Lo smart working è oramai uno dei protagonisti di questa era Covid. Prima dell’emergenza sanitaria era praticamente sconosciuto in Italia alla maggior parte dei lavoratori. Oggetto di studi e sperimentazioni negli ultimi mesi, durante il lockdown ha permesso alle imprese di continuare l’attività e ai dipendenti di mantenere il proprio impiego. Ma ora che l’emergenza sembra rientrare, la domanda è d’obbligo: che ne sarà di lui? Mentre politica e mondo del lavoro si interrogano su questa esperienza e sull’opportunità di mantenerla, l’Inapp – l’Istituto Nazionale per l’Analisi delle Politiche Pubbliche – ha elaborato una ricerca al riguardo.

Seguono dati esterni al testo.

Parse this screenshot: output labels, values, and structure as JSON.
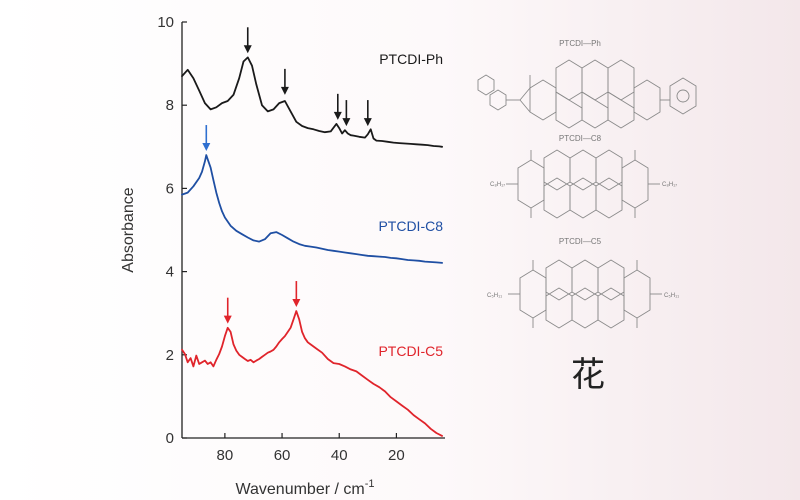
{
  "chart_data": {
    "type": "line",
    "xlabel": "Wavenumber / cm",
    "xlabel_superscript": "-1",
    "ylabel": "Absorbance",
    "xlim": [
      95,
      3
    ],
    "ylim": [
      0,
      10
    ],
    "x_ticks": [
      80,
      60,
      40,
      20
    ],
    "y_ticks": [
      0,
      2,
      4,
      6,
      8,
      10
    ],
    "grid": false,
    "legend": "inline labels right of each trace",
    "series": [
      {
        "name": "PTCDI-Ph",
        "color": "#1a1a1a",
        "x": [
          95,
          93,
          91,
          89,
          87,
          85,
          83,
          81,
          79,
          77,
          75,
          73.5,
          72,
          70.5,
          69,
          67,
          65,
          63,
          61,
          59,
          57,
          55,
          53,
          51,
          49,
          47,
          45,
          43,
          41,
          40,
          39,
          38,
          37,
          36,
          35,
          33,
          31,
          30,
          29,
          28,
          27,
          25,
          23,
          21,
          19,
          17,
          15,
          13,
          11,
          9,
          7,
          5,
          4
        ],
        "y": [
          8.7,
          8.85,
          8.65,
          8.35,
          8.05,
          7.9,
          7.95,
          8.05,
          8.1,
          8.25,
          8.65,
          9.05,
          9.15,
          8.95,
          8.5,
          8.0,
          7.85,
          7.9,
          8.05,
          8.1,
          7.85,
          7.6,
          7.5,
          7.45,
          7.42,
          7.38,
          7.35,
          7.37,
          7.55,
          7.45,
          7.32,
          7.4,
          7.32,
          7.28,
          7.27,
          7.24,
          7.22,
          7.3,
          7.42,
          7.2,
          7.15,
          7.14,
          7.12,
          7.1,
          7.09,
          7.08,
          7.07,
          7.06,
          7.05,
          7.04,
          7.02,
          7.01,
          7.0
        ]
      },
      {
        "name": "PTCDI-C8",
        "color": "#1f4fa3",
        "x": [
          95,
          93,
          91,
          89,
          88,
          87,
          86.5,
          86,
          85,
          84,
          83,
          82,
          81,
          80,
          78,
          76,
          74,
          72,
          70,
          68,
          66,
          64,
          62,
          60,
          58,
          56,
          54,
          52,
          50,
          48,
          46,
          44,
          42,
          40,
          38,
          36,
          34,
          32,
          30,
          28,
          26,
          24,
          22,
          20,
          18,
          16,
          14,
          12,
          10,
          8,
          6,
          4
        ],
        "y": [
          5.85,
          5.9,
          6.05,
          6.25,
          6.4,
          6.65,
          6.8,
          6.7,
          6.5,
          6.2,
          5.9,
          5.65,
          5.45,
          5.3,
          5.1,
          4.98,
          4.9,
          4.82,
          4.75,
          4.72,
          4.78,
          4.92,
          4.95,
          4.88,
          4.8,
          4.72,
          4.66,
          4.62,
          4.6,
          4.58,
          4.55,
          4.52,
          4.5,
          4.48,
          4.46,
          4.44,
          4.42,
          4.4,
          4.38,
          4.37,
          4.36,
          4.35,
          4.33,
          4.32,
          4.3,
          4.28,
          4.27,
          4.26,
          4.24,
          4.23,
          4.22,
          4.21
        ]
      },
      {
        "name": "PTCDI-C5",
        "color": "#e0242b",
        "x": [
          95,
          94,
          93,
          92,
          91,
          90,
          89,
          88,
          87,
          86,
          85,
          84,
          83,
          82,
          81,
          80,
          79,
          78,
          77,
          76,
          75,
          74,
          73,
          72,
          71,
          70,
          69,
          68,
          67,
          66,
          65,
          64,
          63,
          62,
          61,
          60,
          59,
          58,
          57,
          56,
          55,
          54,
          53,
          52,
          51,
          50,
          48,
          46,
          44,
          42,
          40,
          38,
          36,
          34,
          32,
          30,
          28,
          26,
          24,
          22,
          20,
          18,
          16,
          14,
          12,
          10,
          8,
          6,
          4
        ],
        "y": [
          2.12,
          2.02,
          1.82,
          1.92,
          1.72,
          1.98,
          1.78,
          1.82,
          1.86,
          1.78,
          1.82,
          1.72,
          1.88,
          2.02,
          2.2,
          2.45,
          2.65,
          2.55,
          2.25,
          2.1,
          2.0,
          1.95,
          1.9,
          1.85,
          1.88,
          1.82,
          1.86,
          1.9,
          1.95,
          2.0,
          2.05,
          2.08,
          2.12,
          2.2,
          2.3,
          2.38,
          2.45,
          2.55,
          2.65,
          2.85,
          3.05,
          2.85,
          2.55,
          2.4,
          2.3,
          2.25,
          2.15,
          2.05,
          1.9,
          1.8,
          1.78,
          1.72,
          1.65,
          1.6,
          1.5,
          1.4,
          1.3,
          1.22,
          1.12,
          0.98,
          0.88,
          0.78,
          0.68,
          0.55,
          0.45,
          0.35,
          0.22,
          0.12,
          0.05
        ]
      }
    ],
    "arrows": [
      {
        "series": "PTCDI-Ph",
        "x": 72,
        "y": 9.2,
        "color": "#1a1a1a"
      },
      {
        "series": "PTCDI-Ph",
        "x": 59,
        "y": 8.2,
        "color": "#1a1a1a"
      },
      {
        "series": "PTCDI-Ph",
        "x": 40.5,
        "y": 7.6,
        "color": "#1a1a1a"
      },
      {
        "series": "PTCDI-Ph",
        "x": 37.5,
        "y": 7.45,
        "color": "#1a1a1a"
      },
      {
        "series": "PTCDI-Ph",
        "x": 30,
        "y": 7.45,
        "color": "#1a1a1a"
      },
      {
        "series": "PTCDI-C8",
        "x": 86.5,
        "y": 6.85,
        "color": "#2f6fd0"
      },
      {
        "series": "PTCDI-C5",
        "x": 79,
        "y": 2.7,
        "color": "#e0242b"
      },
      {
        "series": "PTCDI-C5",
        "x": 55,
        "y": 3.1,
        "color": "#e0242b"
      }
    ]
  },
  "molecules": [
    {
      "name": "PTCDI—Ph",
      "left_sub": "",
      "right_sub": ""
    },
    {
      "name": "PTCDI—C8",
      "left_sub": "C₈H₁₇",
      "right_sub": "C₈H₁₇"
    },
    {
      "name": "PTCDI—C5",
      "left_sub": "C₅H₁₁",
      "right_sub": "C₅H₁₁"
    }
  ],
  "caption_char": "花"
}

Lo studio dell’INAPP: più che smart working è stata delocalizzazione
Nel dibattito sul futuro del lavoro che anima oggi la nostra società, si inserisce a pieno titolo la ricerca condotta dall’Inapp Gli effetti indesiderabili dello smart working sulla disuguaglianza dei redditi in Italia.
Lo studio ha impiegato una banca dati unica, creata dall’unione di due indagini. Si tratta dell’Indagine PLUS (Participation, Labour, Unemployment, Survey) con un bacino di 45.000 individui in età lavorativa (18-74 anni) e l’Indagine Campionaria sulle Professioni (ICP) che raggruppa le 800 occupazioni italiane.

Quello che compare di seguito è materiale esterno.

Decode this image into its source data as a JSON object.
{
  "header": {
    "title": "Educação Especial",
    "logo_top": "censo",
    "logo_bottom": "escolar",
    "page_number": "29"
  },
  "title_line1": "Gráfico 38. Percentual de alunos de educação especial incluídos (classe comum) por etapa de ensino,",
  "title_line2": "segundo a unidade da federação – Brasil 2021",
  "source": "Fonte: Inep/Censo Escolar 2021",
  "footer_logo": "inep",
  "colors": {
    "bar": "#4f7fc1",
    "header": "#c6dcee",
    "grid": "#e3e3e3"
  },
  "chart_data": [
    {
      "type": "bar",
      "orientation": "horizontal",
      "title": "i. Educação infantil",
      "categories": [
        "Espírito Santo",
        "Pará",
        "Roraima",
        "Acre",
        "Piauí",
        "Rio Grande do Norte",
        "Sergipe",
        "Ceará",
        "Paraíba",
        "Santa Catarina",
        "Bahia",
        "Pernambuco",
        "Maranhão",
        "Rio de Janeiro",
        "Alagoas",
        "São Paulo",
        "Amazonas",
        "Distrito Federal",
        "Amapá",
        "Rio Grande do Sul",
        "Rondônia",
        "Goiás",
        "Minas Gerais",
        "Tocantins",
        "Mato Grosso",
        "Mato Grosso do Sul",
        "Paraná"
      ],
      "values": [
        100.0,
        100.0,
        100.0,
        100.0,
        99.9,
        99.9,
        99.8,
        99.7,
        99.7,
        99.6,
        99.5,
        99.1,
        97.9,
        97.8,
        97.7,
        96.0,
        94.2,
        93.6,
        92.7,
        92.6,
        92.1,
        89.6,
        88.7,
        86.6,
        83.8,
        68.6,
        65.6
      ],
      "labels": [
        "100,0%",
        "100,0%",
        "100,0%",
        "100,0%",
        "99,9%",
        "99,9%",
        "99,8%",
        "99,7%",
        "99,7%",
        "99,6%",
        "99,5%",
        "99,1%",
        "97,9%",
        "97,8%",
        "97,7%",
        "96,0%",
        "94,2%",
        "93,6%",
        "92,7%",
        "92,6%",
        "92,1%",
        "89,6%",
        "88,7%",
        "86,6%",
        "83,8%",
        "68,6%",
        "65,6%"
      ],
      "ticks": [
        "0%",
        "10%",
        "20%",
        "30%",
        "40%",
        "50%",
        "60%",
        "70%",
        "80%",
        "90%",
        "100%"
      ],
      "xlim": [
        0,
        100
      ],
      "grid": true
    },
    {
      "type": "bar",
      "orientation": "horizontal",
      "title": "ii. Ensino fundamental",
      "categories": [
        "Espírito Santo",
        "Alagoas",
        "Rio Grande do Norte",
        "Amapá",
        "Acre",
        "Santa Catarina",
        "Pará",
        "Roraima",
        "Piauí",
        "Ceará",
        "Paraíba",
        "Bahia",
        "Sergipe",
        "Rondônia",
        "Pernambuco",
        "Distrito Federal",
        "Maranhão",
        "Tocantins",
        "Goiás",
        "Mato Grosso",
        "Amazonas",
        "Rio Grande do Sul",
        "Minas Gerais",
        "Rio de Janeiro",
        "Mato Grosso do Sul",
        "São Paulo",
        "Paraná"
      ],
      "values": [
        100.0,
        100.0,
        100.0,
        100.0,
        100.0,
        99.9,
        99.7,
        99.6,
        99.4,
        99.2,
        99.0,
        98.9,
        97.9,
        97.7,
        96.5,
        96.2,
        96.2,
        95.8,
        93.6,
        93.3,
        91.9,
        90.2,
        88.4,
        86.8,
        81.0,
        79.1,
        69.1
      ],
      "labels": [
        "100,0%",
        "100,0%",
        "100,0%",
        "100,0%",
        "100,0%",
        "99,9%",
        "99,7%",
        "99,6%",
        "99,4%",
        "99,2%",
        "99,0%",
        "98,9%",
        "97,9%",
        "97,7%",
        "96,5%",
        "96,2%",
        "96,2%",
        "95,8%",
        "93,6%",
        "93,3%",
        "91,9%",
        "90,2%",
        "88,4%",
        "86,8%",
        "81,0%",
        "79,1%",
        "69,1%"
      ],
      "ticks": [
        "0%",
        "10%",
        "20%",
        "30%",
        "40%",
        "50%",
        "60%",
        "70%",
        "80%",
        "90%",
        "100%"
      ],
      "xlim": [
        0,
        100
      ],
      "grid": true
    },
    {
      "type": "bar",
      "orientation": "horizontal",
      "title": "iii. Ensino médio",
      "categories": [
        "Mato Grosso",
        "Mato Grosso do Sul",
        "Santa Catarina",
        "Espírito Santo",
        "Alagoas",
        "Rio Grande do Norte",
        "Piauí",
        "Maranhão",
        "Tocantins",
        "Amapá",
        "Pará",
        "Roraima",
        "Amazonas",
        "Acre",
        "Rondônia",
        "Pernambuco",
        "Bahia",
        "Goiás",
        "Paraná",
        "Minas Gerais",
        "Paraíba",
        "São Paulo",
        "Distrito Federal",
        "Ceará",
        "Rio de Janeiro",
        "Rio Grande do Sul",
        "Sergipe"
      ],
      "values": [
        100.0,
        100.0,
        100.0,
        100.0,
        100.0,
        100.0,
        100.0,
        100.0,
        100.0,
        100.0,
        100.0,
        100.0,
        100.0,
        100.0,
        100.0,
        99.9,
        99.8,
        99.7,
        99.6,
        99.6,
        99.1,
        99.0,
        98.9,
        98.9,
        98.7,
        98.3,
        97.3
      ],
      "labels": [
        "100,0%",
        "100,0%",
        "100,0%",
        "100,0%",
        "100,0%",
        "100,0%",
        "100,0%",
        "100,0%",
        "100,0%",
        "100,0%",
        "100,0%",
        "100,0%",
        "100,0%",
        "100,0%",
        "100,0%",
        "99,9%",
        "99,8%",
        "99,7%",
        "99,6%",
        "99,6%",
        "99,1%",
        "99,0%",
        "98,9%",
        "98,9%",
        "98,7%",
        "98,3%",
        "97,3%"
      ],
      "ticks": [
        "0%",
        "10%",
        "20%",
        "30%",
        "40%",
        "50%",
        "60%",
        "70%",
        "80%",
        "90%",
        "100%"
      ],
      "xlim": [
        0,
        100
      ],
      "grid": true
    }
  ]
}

Come precisa Sebastiano Fadda, presidente dell’Istituto, quello attuato fino ad oggi nel nostro Paese non può essere definito tecnicamente smart working. Si tratterebbe di una “delocalizzazione” dell’attività normalmente svolta sul posto di lavoro: «Smart work significa lavoro “intelligente” – sostiene Fadda – ma diventa “intelligente” se si traduce in un modo nuovo di gestire i processi produttivi».

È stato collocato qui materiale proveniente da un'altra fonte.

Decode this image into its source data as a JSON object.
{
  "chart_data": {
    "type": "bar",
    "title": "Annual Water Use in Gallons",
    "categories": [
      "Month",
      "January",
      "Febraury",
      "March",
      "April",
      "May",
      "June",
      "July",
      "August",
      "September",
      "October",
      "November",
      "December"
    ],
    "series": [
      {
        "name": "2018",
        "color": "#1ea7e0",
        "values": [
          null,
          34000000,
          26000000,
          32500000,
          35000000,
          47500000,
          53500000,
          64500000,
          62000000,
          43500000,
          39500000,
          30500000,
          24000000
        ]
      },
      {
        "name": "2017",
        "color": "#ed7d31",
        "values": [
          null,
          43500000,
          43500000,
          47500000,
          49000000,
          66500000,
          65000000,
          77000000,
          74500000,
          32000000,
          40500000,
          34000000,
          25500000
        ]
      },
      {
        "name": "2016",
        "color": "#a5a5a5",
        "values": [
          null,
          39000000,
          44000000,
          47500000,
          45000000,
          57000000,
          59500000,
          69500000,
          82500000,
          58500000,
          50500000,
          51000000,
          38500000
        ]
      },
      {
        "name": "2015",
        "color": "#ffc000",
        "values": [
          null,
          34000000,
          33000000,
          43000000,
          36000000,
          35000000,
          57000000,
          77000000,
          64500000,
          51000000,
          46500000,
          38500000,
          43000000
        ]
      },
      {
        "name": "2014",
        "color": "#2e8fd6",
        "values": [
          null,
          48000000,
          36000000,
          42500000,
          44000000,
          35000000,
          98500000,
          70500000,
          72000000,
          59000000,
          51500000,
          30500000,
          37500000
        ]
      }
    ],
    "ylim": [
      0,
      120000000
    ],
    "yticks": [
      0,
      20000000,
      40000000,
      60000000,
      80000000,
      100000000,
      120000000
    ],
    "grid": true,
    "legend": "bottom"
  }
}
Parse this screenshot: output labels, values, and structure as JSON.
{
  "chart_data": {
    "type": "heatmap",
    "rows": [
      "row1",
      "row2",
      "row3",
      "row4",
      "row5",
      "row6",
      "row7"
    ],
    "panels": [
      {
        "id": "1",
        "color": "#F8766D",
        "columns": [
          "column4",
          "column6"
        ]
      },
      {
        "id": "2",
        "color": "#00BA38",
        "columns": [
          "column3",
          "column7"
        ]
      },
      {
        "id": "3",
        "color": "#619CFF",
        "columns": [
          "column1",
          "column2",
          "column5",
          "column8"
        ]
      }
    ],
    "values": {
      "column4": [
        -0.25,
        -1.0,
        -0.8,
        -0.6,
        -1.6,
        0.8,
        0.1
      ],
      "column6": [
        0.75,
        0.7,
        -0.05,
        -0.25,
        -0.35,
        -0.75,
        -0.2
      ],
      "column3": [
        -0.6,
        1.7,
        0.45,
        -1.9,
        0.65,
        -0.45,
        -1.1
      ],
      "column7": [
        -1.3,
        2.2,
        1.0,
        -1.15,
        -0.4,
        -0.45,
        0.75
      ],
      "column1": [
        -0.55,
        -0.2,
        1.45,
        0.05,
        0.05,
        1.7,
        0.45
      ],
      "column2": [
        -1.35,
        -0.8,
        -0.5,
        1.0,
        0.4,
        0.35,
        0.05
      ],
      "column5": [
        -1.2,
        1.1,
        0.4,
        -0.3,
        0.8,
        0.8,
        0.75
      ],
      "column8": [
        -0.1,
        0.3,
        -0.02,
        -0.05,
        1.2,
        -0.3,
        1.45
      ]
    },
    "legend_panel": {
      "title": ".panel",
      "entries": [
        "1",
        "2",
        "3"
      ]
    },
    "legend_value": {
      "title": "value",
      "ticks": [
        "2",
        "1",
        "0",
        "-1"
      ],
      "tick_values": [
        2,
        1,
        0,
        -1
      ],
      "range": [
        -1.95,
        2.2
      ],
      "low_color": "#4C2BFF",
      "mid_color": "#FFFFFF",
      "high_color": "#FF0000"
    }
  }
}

Le sperequazioni innescate dallo smart working
La ricerca, come suggerisce il titolo stesso, ha evidenziato quelli che si presentano – al momento – come gli effetti “indesiderabili” dello smart working. Una situazione che, da un lato, consente a chi già aveva un reddito alto di continuare a lavorare e, dall’altro, sospende i lavori nei quali non può essere impiegato. In tal modo, accentua ancora di più le disuguaglianze tra generi e categorie lavorative.
Analizzando i dati, poi, si scopre un ulteriore aggravio delle differenze tra generi e categorie di lavoratori. La maggiore attitudine a lavorare da remoto è più frequente nelle donne, nei lavoratori adulti e sposati, con un alto livello di istruzione, con contratto indeterminati e full-time. Inoltre, hanno una maggiore “Attitudine allo Smart Working (ASW)” coloro «che vivono in nuclei familiari poco numerosi e senza minori, in aree metropolitane e nelle province che hanno riportato un minor contagio Covid-19».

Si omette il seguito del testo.